Tomaron asiento en una terraza, consumieron algún licor y charlaron. De pronto,
la mujer miró el reloj y respingó involuntariamente. "Debo ir a
trabajar" musitó.
El cambio de
expresión en su rostro no pasó desapercibido para Mariano. "¿A trabajar?
¿A estas horas?" preguntó él, asombrado. Ella esgrimió evasivas, pero al
final, ante la insistencia del hombre, no le quedó otro remedio que confesar la
verdad: Servía copas y alternaba con los clientes en un bar de dudosa
reputación. No pudo evitar que Mariano la acompañase hasta la puerta del local,
donde se despidieron con un beso, no sin intercambiar teléfonos y fijar una
cita para el día siguiente.
Pero ése fue un
ritual inútil, aunque ella en ese momento no hubiera alcanzado a sospecharlo.
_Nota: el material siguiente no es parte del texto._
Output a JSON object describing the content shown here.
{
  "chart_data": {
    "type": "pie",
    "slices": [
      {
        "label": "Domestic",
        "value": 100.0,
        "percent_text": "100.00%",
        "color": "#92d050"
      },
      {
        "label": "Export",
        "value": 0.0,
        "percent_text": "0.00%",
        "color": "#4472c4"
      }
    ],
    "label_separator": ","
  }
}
Una hora más tarde, Mariano entraba por la puerta del Club. Con aplomo, tomó
asiento en la barra, solicitó una copa y buscó a su amiga con la mirada. Sólo
unos minutos más tarde se dio cuenta de que todo podía haber sido un engaño.
Quizá ella le había conducido a otro lugar sospechando lo que planeaba. Quizá a
estas horas se encontraba en el otro extremo de la ciudad. Apuró su copa y
pidió otra. Al menos el anís era bueno.
En ese momento,
al levantar la vista buscando a la camarera, vio a Visitación. Bajaba por una
escalera, de la mano de un hombre que casi le doblaba la edad. Sonreía, pero de
una forma muy diferente a como le había sonreído a él un rato antes. Al verle
allí sentado, palideció. Se despidió de su acompañante con un beso mecánico y
se acercó a Mariano con un destello de furor en la mirada.
—¿Qué estás
haciendo aquí?
—Sólo quiero
estar contigo —respondió él humildemente.
—Deberías irte.
Aquí no hay nada bueno para ti.
—Estás tú.
Quiero pasar la noche contigo. Llevo muchos años esperando esto. Si ha de ser
de este modo, así sea. Te quiero demasiado para que me importe.
Increíblemente,
a ella tampoco le importó. Habló un momento con una compañera algo mayor,
volvió junto a Mariano, bebió de su copa mirándole a los ojos y dijo:
"Llévame a tu hotel".
Los detalles de
ese primer encuentro carecen de importancia. Baste decir que a ella le pareció
que ésa había sido su primera vez y que Mariano conoció esa noche el amor
físico. (Con su inevitable mezcla de temor, deseo y algo de desesperación. Nada
que ver con los fugaces y anodinos encuentros con Charito).
Mariano
regresó, no podía ser de otro modo, a su pueblo, a las cosechas, al café, al
velado cariño conyugal, a la vida insulsa del invierno en la aldea. Pero ahora
tenía algo: Una isla habitable en medio del mar de mediocridad y desconsuelo.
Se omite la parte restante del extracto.